All three lines are reflecting their percentage performance process since the beginning of November.
Take note toward the left side of the chart in the mid-November timeframe. Our red down arrow highlights how all three incurred notable air pockets that ultimately led to a resumption of the trend as November proceeded into December. Our red up arrow highlights the resumption of the trend.
Most importantly, our red up arrow also points toward a behavioral shift.
Note how the S&P 500 weighted index (black line) began to struggle in performance, in particular when compared to the other two as we moved into December. The equal-weight S&P (blue line) began to easily separate itself from the weighted version, as did the small company S&P 600 (red line) index.
As late 2025 morphed into early 2026, the behavioral shift that showed its first signs of life in the latter part of November continued to build in strength. Behaviorally speaking, in recent weeks the broader market has begun to perk up, especially relative to the more narrow, weighted S&P 500.

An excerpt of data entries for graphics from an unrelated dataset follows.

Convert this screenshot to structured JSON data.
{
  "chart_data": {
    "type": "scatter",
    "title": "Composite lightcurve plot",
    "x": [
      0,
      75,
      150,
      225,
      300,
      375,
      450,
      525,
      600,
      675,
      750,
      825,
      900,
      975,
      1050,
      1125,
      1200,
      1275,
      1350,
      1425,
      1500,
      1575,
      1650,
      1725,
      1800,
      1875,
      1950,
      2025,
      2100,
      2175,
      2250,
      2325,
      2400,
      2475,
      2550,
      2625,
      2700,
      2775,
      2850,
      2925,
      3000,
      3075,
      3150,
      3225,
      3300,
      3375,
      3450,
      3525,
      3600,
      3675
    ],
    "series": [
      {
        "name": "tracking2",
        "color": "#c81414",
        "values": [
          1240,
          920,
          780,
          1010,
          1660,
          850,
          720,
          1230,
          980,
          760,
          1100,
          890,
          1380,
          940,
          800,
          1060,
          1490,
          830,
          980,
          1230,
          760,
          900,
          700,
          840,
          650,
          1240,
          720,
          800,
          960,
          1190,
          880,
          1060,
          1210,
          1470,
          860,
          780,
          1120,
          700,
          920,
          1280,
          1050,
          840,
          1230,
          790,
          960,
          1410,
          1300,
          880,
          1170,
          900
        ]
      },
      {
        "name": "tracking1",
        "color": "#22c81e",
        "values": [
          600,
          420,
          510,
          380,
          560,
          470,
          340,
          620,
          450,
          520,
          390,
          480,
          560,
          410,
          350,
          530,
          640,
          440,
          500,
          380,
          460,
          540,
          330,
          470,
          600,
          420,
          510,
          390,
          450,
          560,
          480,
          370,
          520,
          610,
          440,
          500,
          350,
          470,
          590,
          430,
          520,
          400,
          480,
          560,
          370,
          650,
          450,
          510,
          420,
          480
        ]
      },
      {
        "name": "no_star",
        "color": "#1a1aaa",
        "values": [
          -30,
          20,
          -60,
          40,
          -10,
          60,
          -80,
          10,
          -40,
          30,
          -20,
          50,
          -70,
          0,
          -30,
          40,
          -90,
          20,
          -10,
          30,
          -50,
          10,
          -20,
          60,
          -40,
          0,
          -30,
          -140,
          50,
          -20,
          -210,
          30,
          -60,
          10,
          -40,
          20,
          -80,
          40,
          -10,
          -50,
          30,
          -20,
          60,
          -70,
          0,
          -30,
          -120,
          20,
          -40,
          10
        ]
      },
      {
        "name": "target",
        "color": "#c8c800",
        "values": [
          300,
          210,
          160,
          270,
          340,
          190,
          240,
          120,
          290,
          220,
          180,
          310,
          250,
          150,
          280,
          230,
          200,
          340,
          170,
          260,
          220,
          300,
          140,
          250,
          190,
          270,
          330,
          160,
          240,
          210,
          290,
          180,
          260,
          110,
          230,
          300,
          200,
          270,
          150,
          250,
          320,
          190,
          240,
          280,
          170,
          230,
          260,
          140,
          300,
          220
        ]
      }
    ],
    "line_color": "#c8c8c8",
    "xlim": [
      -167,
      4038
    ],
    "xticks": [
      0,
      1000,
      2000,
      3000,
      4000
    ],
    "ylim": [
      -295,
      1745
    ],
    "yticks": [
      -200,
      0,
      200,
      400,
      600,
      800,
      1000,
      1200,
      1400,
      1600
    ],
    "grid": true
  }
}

We added the small company S&P 600 index to the mix above for emphasis of said behavior.
The small company indices have been quite poor in their performance relative to the weighted S&P 500 index in recent years. In this case the S&P 500 weighted index tripled the performance of the S&P 600 small company index from 2023 through year-end 2025. 78% compared to 26%.
As an additional note relative to the atypical behavior of this post-2022 bull market run, small companies customarily lead the charge higher coming out of a bear market experience. In this case, as shared, small company stock price performance has been abysmal relative to the weighted S&P 500 index.
For the small companies via the S&P 600 small company index to show leadership in performance underlines the above behavioral shift of late.
As offered above, this developing shift can disappear quickly, as we have seen attempts at broadening behavior several times in recent years that ultimately fizzled out. For the small company indices to also show leadership offers additional credence to this current shift.
It is crucial to know the general behavioral tone of the market landscape when deploying capital. In a general sense, it keeps deployed capital from swimming upstream, if you will.
Collective stock market participants have been pricing in a change in the structural landscape of the market in recent weeks, which began to catch our attention as we came out of the mid-November air pocket as depicted above.
Now the central question and observation point is to monitor if this shift can stick and have lasting trend tendencies. We will update and share accordingly as the near term unfolds.